"Mereka siapa, Ma ?" Tanyaku penasaran.
Mama malah sibuk membetulkan jilbabku, gamisku, dan kacamataku. Terakhir bajuku disemproti parfum  EDT agar semakin wangi, bisiknya.
Bibi Mila, adik papa, ikut masuk ke dalam kamarku.
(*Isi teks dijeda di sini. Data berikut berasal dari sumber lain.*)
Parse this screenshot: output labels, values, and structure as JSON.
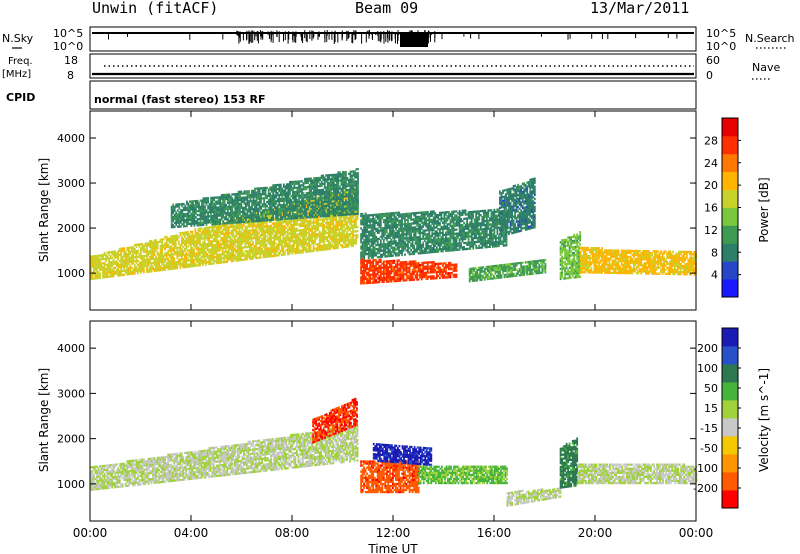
{
  "header": {
    "radar_title": "Unwin (fitACF)",
    "beam_label": "Beam 09",
    "date_label": "13/Mar/2011"
  },
  "noise_panel": {
    "left_label": "N.Sky",
    "right_label": "N.Search",
    "left_ticks": [
      "10^5",
      "10^0"
    ],
    "right_ticks": [
      "10^5",
      "10^0"
    ]
  },
  "freq_panel": {
    "left_label_top": "Freq.",
    "left_label_unit": "[MHz]",
    "right_label": "Nave",
    "left_ticks": [
      "18",
      "8"
    ],
    "right_ticks": [
      "60",
      "0"
    ]
  },
  "cpid_panel": {
    "label": "CPID",
    "mode_text": "normal (fast stereo) 153 RF"
  },
  "colors": {
    "power_scale": [
      "#1a1aff",
      "#2846c8",
      "#2e7f6a",
      "#3f9a55",
      "#7ac83c",
      "#c8d22a",
      "#ffb400",
      "#ff7800",
      "#ff3000",
      "#e60000"
    ],
    "velocity_scale": [
      "#ff0000",
      "#ff5a00",
      "#ff9600",
      "#f5c800",
      "#c8c8c8",
      "#a0d23c",
      "#46b43c",
      "#2d7850",
      "#2850c8",
      "#1a1ab4"
    ]
  },
  "chart_data": [
    {
      "type": "heatmap",
      "name": "power",
      "ylabel": "Slant Range [km]",
      "xlabel": "Time UT",
      "x_ticks": [
        "00:00",
        "04:00",
        "08:00",
        "12:00",
        "16:00",
        "20:00",
        "00:00"
      ],
      "xlim_hours": [
        0,
        24
      ],
      "y_ticks": [
        1000,
        2000,
        3000,
        4000
      ],
      "ylim": [
        180,
        4600
      ],
      "colorbar_label": "Power [dB]",
      "colorbar_ticks": [
        4,
        8,
        12,
        16,
        20,
        24,
        28
      ],
      "colorbar_range": [
        0,
        32
      ],
      "echo_regions": [
        {
          "t0": 0.0,
          "t1": 10.6,
          "r0_start": 850,
          "r1_start": 1350,
          "r0_end": 1600,
          "r1_end": 2900,
          "value": 18
        },
        {
          "t0": 3.2,
          "t1": 10.6,
          "r0_start": 2000,
          "r1_start": 2500,
          "r0_end": 2300,
          "r1_end": 3300,
          "value": 9
        },
        {
          "t0": 10.7,
          "t1": 14.5,
          "r0_start": 750,
          "r1_start": 1300,
          "r0_end": 900,
          "r1_end": 1200,
          "value": 27
        },
        {
          "t0": 10.7,
          "t1": 16.5,
          "r0_start": 1300,
          "r1_start": 2300,
          "r0_end": 1600,
          "r1_end": 2400,
          "value": 9
        },
        {
          "t0": 15.0,
          "t1": 18.0,
          "r0_start": 800,
          "r1_start": 1100,
          "r0_end": 1000,
          "r1_end": 1300,
          "value": 12
        },
        {
          "t0": 16.2,
          "t1": 17.6,
          "r0_start": 1800,
          "r1_start": 2800,
          "r0_end": 2000,
          "r1_end": 3100,
          "value": 8
        },
        {
          "t0": 18.6,
          "t1": 19.4,
          "r0_start": 850,
          "r1_start": 1700,
          "r0_end": 900,
          "r1_end": 1900,
          "value": 14
        },
        {
          "t0": 19.4,
          "t1": 24.0,
          "r0_start": 1000,
          "r1_start": 1550,
          "r0_end": 950,
          "r1_end": 1450,
          "value": 20
        }
      ]
    },
    {
      "type": "heatmap",
      "name": "velocity",
      "ylabel": "Slant Range [km]",
      "xlabel": "Time UT",
      "x_ticks": [
        "00:00",
        "04:00",
        "08:00",
        "12:00",
        "16:00",
        "20:00",
        "00:00"
      ],
      "xlim_hours": [
        0,
        24
      ],
      "y_ticks": [
        1000,
        2000,
        3000,
        4000
      ],
      "ylim": [
        180,
        4600
      ],
      "colorbar_label": "Velocity [m s^-1]",
      "colorbar_ticks": [
        "200",
        "100",
        "50",
        "15",
        "-15",
        "-50",
        "-100",
        "-200"
      ],
      "colorbar_range": [
        -250,
        250
      ],
      "echo_regions": [
        {
          "t0": 0.0,
          "t1": 10.6,
          "r0_start": 850,
          "r1_start": 1350,
          "r0_end": 1500,
          "r1_end": 2300,
          "value": 0
        },
        {
          "t0": 8.8,
          "t1": 10.6,
          "r0_start": 1900,
          "r1_start": 2400,
          "r0_end": 2300,
          "r1_end": 2900,
          "value": -200
        },
        {
          "t0": 10.7,
          "t1": 13.0,
          "r0_start": 800,
          "r1_start": 1500,
          "r0_end": 800,
          "r1_end": 1500,
          "value": -180
        },
        {
          "t0": 11.2,
          "t1": 13.5,
          "r0_start": 1500,
          "r1_start": 1900,
          "r0_end": 1400,
          "r1_end": 1800,
          "value": 220
        },
        {
          "t0": 13.0,
          "t1": 16.5,
          "r0_start": 1000,
          "r1_start": 1400,
          "r0_end": 1000,
          "r1_end": 1400,
          "value": 60
        },
        {
          "t0": 16.5,
          "t1": 18.6,
          "r0_start": 500,
          "r1_start": 800,
          "r0_end": 700,
          "r1_end": 900,
          "value": 0
        },
        {
          "t0": 18.6,
          "t1": 19.3,
          "r0_start": 900,
          "r1_start": 1800,
          "r0_end": 950,
          "r1_end": 2000,
          "value": 120
        },
        {
          "t0": 19.3,
          "t1": 24.0,
          "r0_start": 1000,
          "r1_start": 1450,
          "r0_end": 1000,
          "r1_end": 1400,
          "value": 0
        }
      ]
    }
  ]
}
Tetiba langsung memelukku. Ada apa? Bukankah tadi pagi kita sudah saling berpelukan saling meminta maaf. Ya meskipun tak ada yang perlu dimaafkan. Aku diminta duduk di atas kasur tempat tidurku. Mama duduk disampingku masih berusaha memperbaiki jilbab hijauku. Tak lama Mbak Yun juga masuk. Aku mulai sedikit gelisah. Kebingungan yang tak hentinya menerpa wajah polosku.
"Hari ini kamu akan dilamar, Nak".
#
Siang itu hujan berhasil membatalkan agenda Ifan bermain futsal bersama teman SMAnya dulu. Ah, hujan sialan. Gumam Ifan sendirian. Tapi hujan ini justru berkah bagi Naila. Karena hujan ini dia dan Ifan akhirnya tetap bersama tanpa diganggu oleh gerombolan anak SMA yang selalu lupa dengan pasangannya saat urusan sepakbola.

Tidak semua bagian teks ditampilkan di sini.